The title to the article seems like a bit of a c*ck-up.  The article itself reads to me like he desires a counter-philosophy to Adorno's to drive future creation of works of art, not that he's talking about composers needing philosophy per se.

If it comes about, then great.  I don't lose much sleep over this.

Preface this by saying I've never studied music and am just throwing out some thoughts, but was the sort of systematizing of Schoenberg and Adorno not an inevitable end-product of what was happening anyway?  The dissolving of tonality and harmony was happening long beforehand and without systems being drawn up.  Not to the same extreme level, but it was at least being disrupted and expanded, not least by Wagner, decades earlier.

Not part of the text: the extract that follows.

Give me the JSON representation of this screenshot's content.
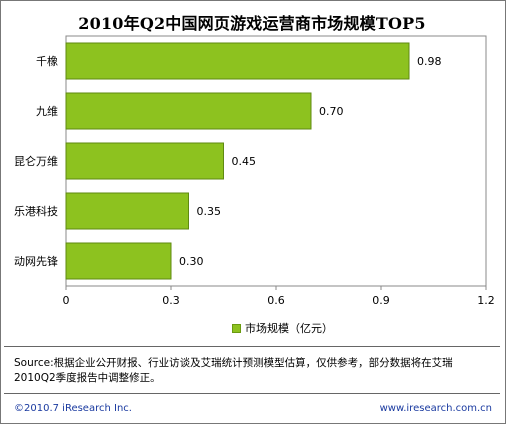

In the same way, I'm not sure about his Siegfried analogy.  Seems to me like the old order was corrupt and breaking anyway.  I know we're talking in symbols here, but would Wotan's spear have been smashed so easily by Siegfried's sword if his treaties and authority (the old social contract) were not already weakened?  And wasn't Wotan, knowing all this, giving way to his heir?

Seems to me that this stuff (music) moves along with history.  Individualism, and a lack of belief in authority and the old order, goes hand in hand with the breakdown of the basis of music, its democratisation.  I don't think Scruton will get this new music unless society too changes in a fairly drastic way or music is created in accord with some new social foundation or institution.